“Cuando la mujer anunció que estaba preparada, el médico entregó al Coronel tres pliegos dentro de un sobre. Entró al cuartel, diciendo: ‘Es lo que no decían los periódicos de ayer’. El Coronel lo suponía. Era una síntesis de los últimos acontecimientos nacionales impresa en mimeógrafo para la circulación clandestina. Revelaciones sobre el estado de la resistencia en el interior del país. Se sintió demolido. Diez años de informaciones clandestinas no le habían enseñado que ninguna noticia era más sorprendente que la del mes entrante” (Pág. 24)
La otra censura, la religiosa –cuánta razón tenía Sartre al decir que religión y verdugo siempre juegan del mismo lado-, está muy ligada a aquello que permite el gobierno, y opera en distintos niveles: unos tan elementales como no poder prendar los anillos de compromiso para comer, por considerar éstos como sagrados –es lo que el padre Ángel piensa cuando la mujer del Coronel se lo consulta-, y otros, más generales, menos abstractos, como el de determinar qué puede ser visto o no en el cine:
“Un poco después de las siete sonaron en la torre las campanadas de la censura cinematográfica.

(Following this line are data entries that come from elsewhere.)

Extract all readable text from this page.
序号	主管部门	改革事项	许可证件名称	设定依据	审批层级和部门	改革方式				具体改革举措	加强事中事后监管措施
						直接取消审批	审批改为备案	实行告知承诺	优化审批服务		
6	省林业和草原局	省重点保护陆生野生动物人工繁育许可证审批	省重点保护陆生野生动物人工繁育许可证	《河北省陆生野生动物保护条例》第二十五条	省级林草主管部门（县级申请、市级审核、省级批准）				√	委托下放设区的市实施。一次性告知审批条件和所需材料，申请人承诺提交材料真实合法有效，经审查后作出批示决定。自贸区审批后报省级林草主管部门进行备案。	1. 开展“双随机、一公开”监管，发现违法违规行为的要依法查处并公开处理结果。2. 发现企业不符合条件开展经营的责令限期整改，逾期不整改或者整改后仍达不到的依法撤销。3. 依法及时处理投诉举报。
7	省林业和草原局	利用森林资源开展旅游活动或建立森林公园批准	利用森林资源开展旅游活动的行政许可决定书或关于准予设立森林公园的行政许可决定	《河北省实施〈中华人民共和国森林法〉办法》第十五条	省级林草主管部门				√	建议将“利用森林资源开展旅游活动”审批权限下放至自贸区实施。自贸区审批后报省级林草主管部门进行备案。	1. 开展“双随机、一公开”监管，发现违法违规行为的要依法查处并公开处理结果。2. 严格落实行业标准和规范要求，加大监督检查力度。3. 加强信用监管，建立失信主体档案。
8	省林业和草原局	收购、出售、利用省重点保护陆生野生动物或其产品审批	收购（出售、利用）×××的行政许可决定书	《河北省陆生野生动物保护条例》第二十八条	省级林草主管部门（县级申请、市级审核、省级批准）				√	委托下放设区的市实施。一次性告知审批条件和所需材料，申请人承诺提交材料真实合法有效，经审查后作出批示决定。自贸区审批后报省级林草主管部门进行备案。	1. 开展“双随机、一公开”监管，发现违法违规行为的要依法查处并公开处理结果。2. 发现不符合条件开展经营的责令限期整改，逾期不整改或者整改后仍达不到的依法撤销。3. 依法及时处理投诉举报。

El padre Ángel utilizaba ese medio para divulgar la calificación moral de la película de acuerdo con la lista clasificada que recibía todos los meses por correo. La esposa del Coronel contó doce campanadas. - Mala para todos –dijo-. Hace como un año que las películas son malas para todos (Pág. 21)
Lo que desearía resaltar al respecto de esas “campanas de la censura” que siempre hemos escuchado repiquetear en Colombia, y que en esta novela están sutil, pero contundentemente señaladas, es el hecho de que en la guerra y en la coerción siempre existen dos caras: la del vencedor y la del vencido; caras que encuentran una expresión aquí en las figuras del Coronel y su compadre Sabas. Para el primero, todo lo que ha venido después de la guerra es miseria y privaciones, una inútil persistencia en lo que nunca llega. Esa es una de las cosas que su mujer reclama en alguna de las habituales discusiones con su marido:
“El Coronel guardó silencio hasta cuando su esposa hizo una pausa para preguntarle si estaba despierto. Él respondió que sí. La mujer continuó en un tono liso, fluyente, implacable. - Todo el mundo ganará con el gallo, menos nosotros. Somos los únicos que no tenemos ni un centavo para apostar. - El dueño del gallo tiene derecho a un veinte por ciento. - También tenías derecho a que te dieran un puesto cuando te ponían a romperte el cuero en las elecciones –replicó la mujer-. También tenías derecho a tu pensión de veterano después de exponer el pellejo en la guerra civil. Ahora todo el mundo tiene su vida asegurada y tú estás muerto de hambre, completamente solo. - No estoy solo –dijo el Coronel (Pág. 83)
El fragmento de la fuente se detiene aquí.